Seçim kampanyası döneminde yapılan tartışmaların içeriği çok dolu değildi çünkü eski iktidar partisi yani Ermenistan Cumhuriyetçi Partisi baştan beri Nikol Paşinyan’ı hedef göstermeye ve toplumun dikkatini dağıtmaya yönelik bir politika izledi. Bu politik yaklaşım başarılı olmadı. Cumhuriyetçi Parti ve Ermeni Devrimci Federasyonu (Taşnak Partisi) yüzde 5 barajını aşamadılar. Buarada şunu da vurgulayalım: Bu iki parti, seçim barajını yüzde 4’e indirilmesine karşı çıktılar. Yani Cumhuriyetçiler ve Taşnaklar kendilerinin parlamentoya girmelerini bizzat kendileri engellemiş oldu.
Ermenistan’da oluşacak olan yeni hükümetten halkın ne tür beklentileri var?
Yeni hükümetten toplumun beklentileri oldukça yüksek. Yurttaşlar, uzun yıllar çözülmemiş sorunların çözümünü Paşinyan hükümetinden bekliyor. Bunlar ‘kadife devrim’e neden olan yapısal sorunlar. Paşinyan’ın halkın beklentilerini karşılayıp karşılamayacağını zamanla göreceğiz. Sivil toplum devrim esnasında ve daha sonra tüm süreçlere çok aktif şekilde dahil oldu. Sivil toplum kurumlarının yıllarca araştırdığı, tespit ettiği sorunlar tüm açıklığıyla ortada. Yolsuzluğa karşı sistemli ve kurumsal mücadele, geçiş dönemi adaleti, bağımsız yargı sistemi, eğitim sistemi reformu, yerel yönetimlerin güçlendirilmesi ve nihayetinde kapsamlı anayasa değişikliği… Seçim kampanyası döneminde Paşinyan bu sorunlara çözüm bulacağını taahhüt etti aslında. Fakat neler olacak bunu elbette şu anda bilemiyoruz; yaşayıp, göreceğiz. Şu çok açık; yeni hükümette muhalif kesimlerin büyük ölçüde yer almayacak olması bazı kesimleri endişelendiriyor. Fakat sivil toplum aktif katılımla, sivil kontrol mekanizmalarıyla hükümetle işbirliği içinde olacak.

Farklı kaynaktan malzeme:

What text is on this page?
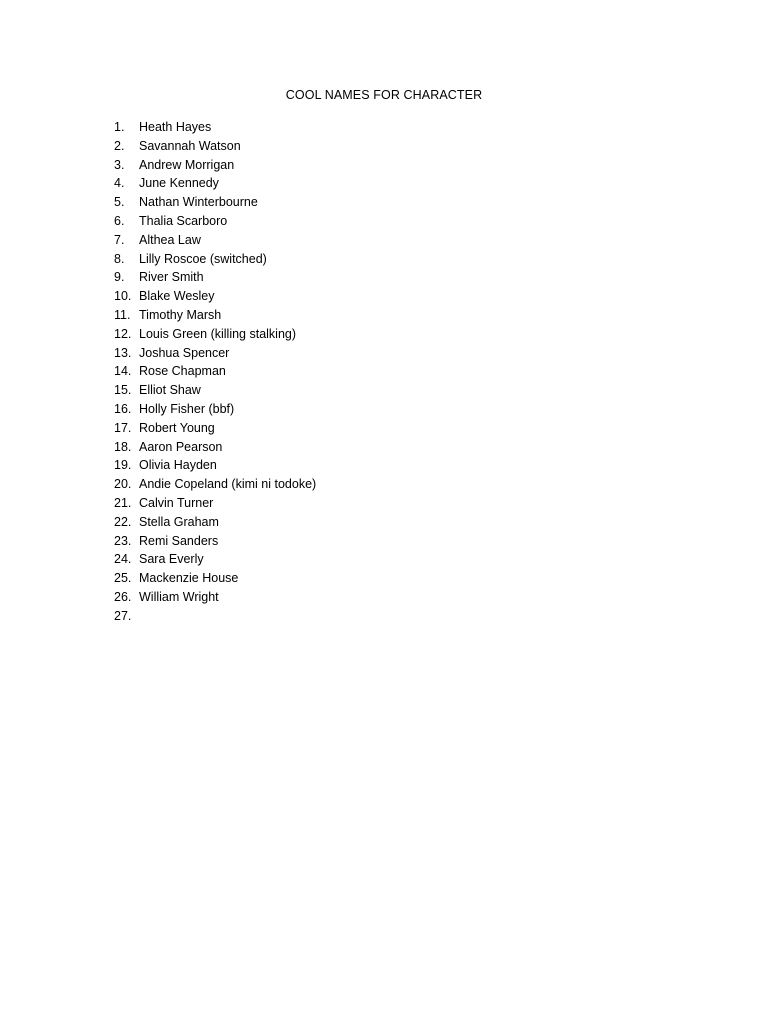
COOL NAMES FOR CHARACTER
1.	Heath Hayes
2.	Savannah Watson
3.	Andrew Morrigan
4.	June Kennedy
5.	Nathan Winterbourne
6.	Thalia Scarboro
7.	Althea Law
8.	Lilly Roscoe (switched)
9.	River Smith
10. Blake Wesley
11. Timothy Marsh
12. Louis Green (killing stalking)
13. Joshua Spencer
14. Rose Chapman
15. Elliot Shaw
16. Holly Fisher (bbf)
17. Robert Young
18. Aaron Pearson
19. Olivia Hayden
20. Andie Copeland (kimi ni todoke)
21. Calvin Turner
22. Stella Graham
23. Remi Sanders
24. Sara Everly
25. Mackenzie House
26. William Wright
27.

Sorunları tespit edip, gerekli reformların yapılması için sivil denetim mekanizması kurulacaktır. Eğer sivil toplum kurumlarının önerilerine Paşinyan hükümeti kayıtsız kalırsa daha önceki hükümetler gibi o da eleştirilerin odağında yer alır.

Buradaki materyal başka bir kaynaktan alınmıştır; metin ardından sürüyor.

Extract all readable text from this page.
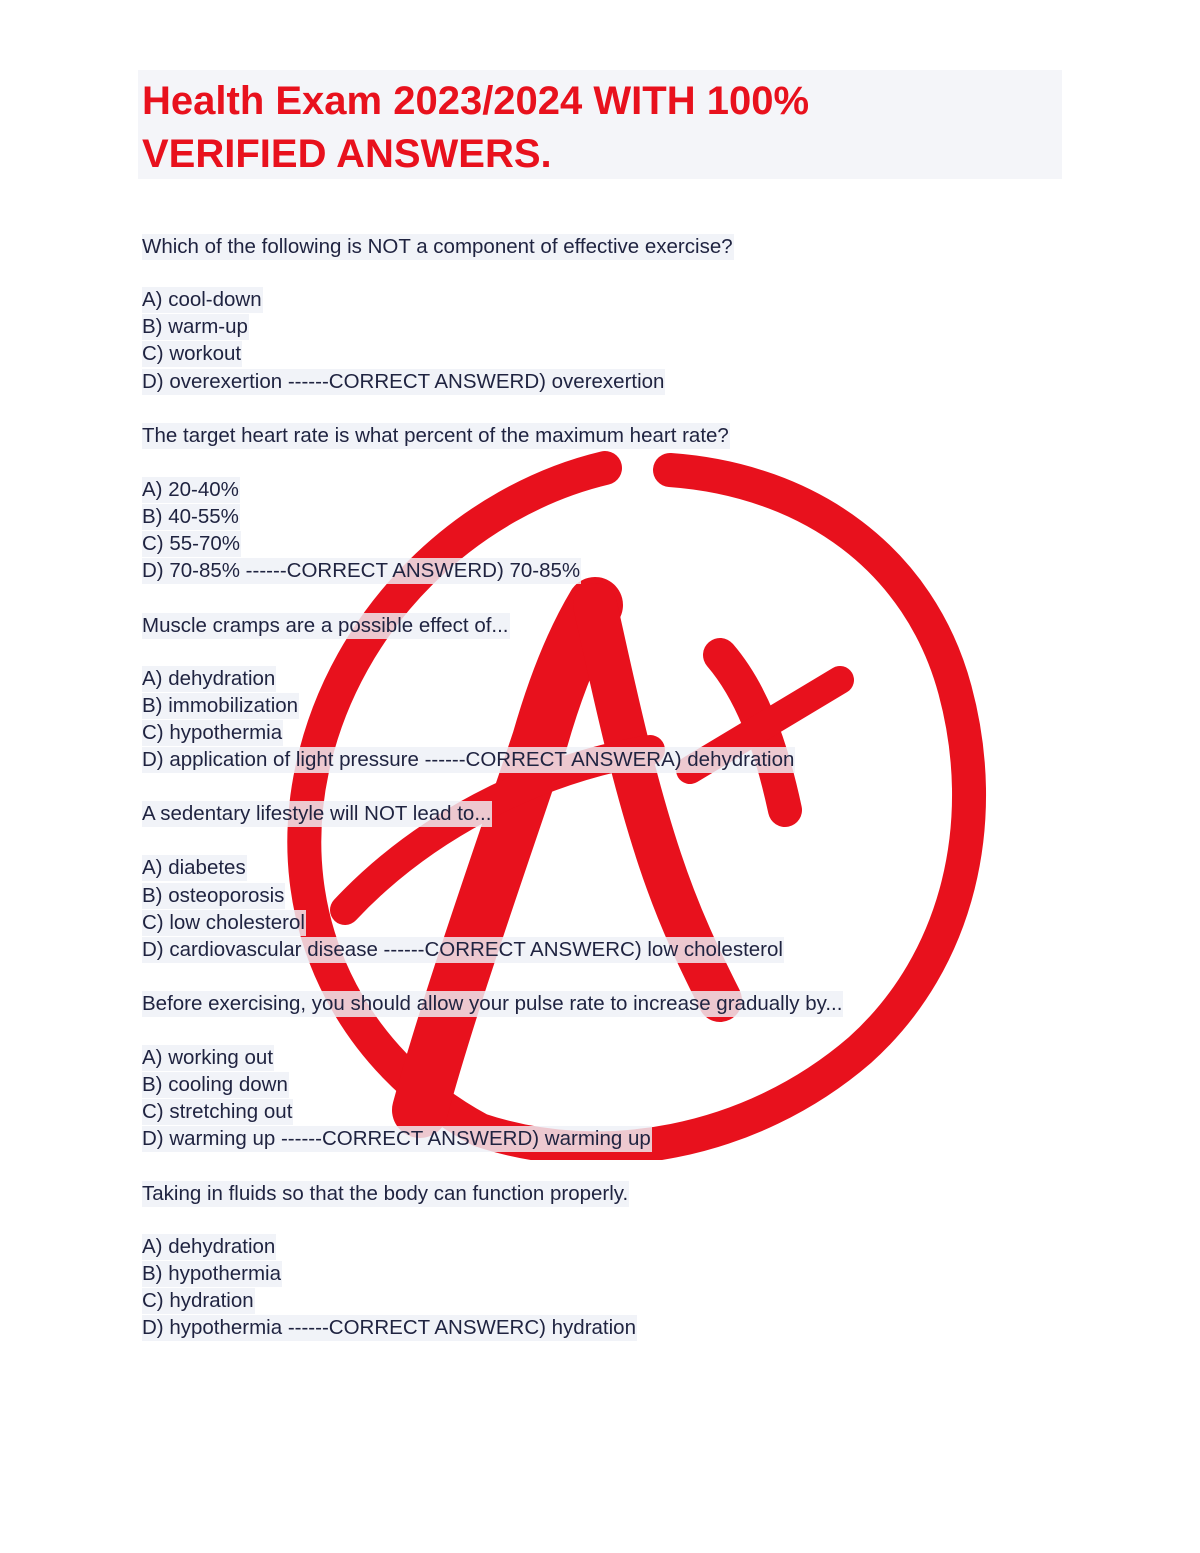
Health Exam 2023/2024 WITH 100%
VERIFIED ANSWERS.
Which of the following is NOT a component of effective exercise?
A) cool-down
B) warm-up
C) workout
D) overexertion ------CORRECT ANSWERD) overexertion
The target heart rate is what percent of the maximum heart rate?
A) 20-40%
B) 40-55%
C) 55-70%
D) 70-85% ------CORRECT ANSWERD) 70-85%
Muscle cramps are a possible effect of...
A) dehydration
B) immobilization
C) hypothermia
D) application of light pressure ------CORRECT ANSWERA) dehydration
A sedentary lifestyle will NOT lead to...
A) diabetes
B) osteoporosis
C) low cholesterol
D) cardiovascular disease ------CORRECT ANSWERC) low cholesterol
Before exercising, you should allow your pulse rate to increase gradually by...
A) working out
B) cooling down
C) stretching out
D) warming up ------CORRECT ANSWERD) warming up
Taking in fluids so that the body can function properly.
A) dehydration
B) hypothermia
C) hydration
D) hypothermia ------CORRECT ANSWERC) hydration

Paşinyan’ın bazı konularda, özellikle LGBTİ+ konusuyla ilgili bazı açıklamaları ciddi tepkiler aldı. Bunu nasıl yorumluyorsunuz?
Sadece LGBTİ+ değil aynı zamanda dini azınlıklara yönelik olarak Paşinyan’ın yaklaşımları ve açıklamaları endişe verici. Emniyet Müdürü, Hıristiyan LGBTİ+ konferansının Ermenistan’da yapılmasını konferansın katılımcılarının güvenliğini sağlamayacaklarıyla gerekçesiyle istemedi. Bu tavır insan hakları örgütleri tarafından eleştirildi. O günlerde Ermenistan’da bulunan Birleşmiş Milletler toplanma ve örgütlenme işlerine dair özel temsilcisine duruma dair rapor verildi. Öte yandan Paşinyan’ın rakipleri de onu ve çevresindekileri milli değerleri yok etmeye çalışmakla suçluyorlardı. Maalesef Paşinyan, yolsuzluklara batmış eski hükümetin suçlamalarına karşı koyamadı. Yeni hükümetin siyasi irade sergileyeceğini, sivil toplum tarafından gündeme getirilen ayrımcılık karşıtı yasayı da kabul edeceğini umuyoruz. Popülizmin seçim öncesi propagandanın bir parçası olarak kalacağını, yolsuzluğa karşı mücadelede olduğu gibi ayrımcılıklara karşı da yeni hükümetin siyasi irade sergileyeceğini, insan haklarına saygı göstererek hareket edeceğini bekliyoruz.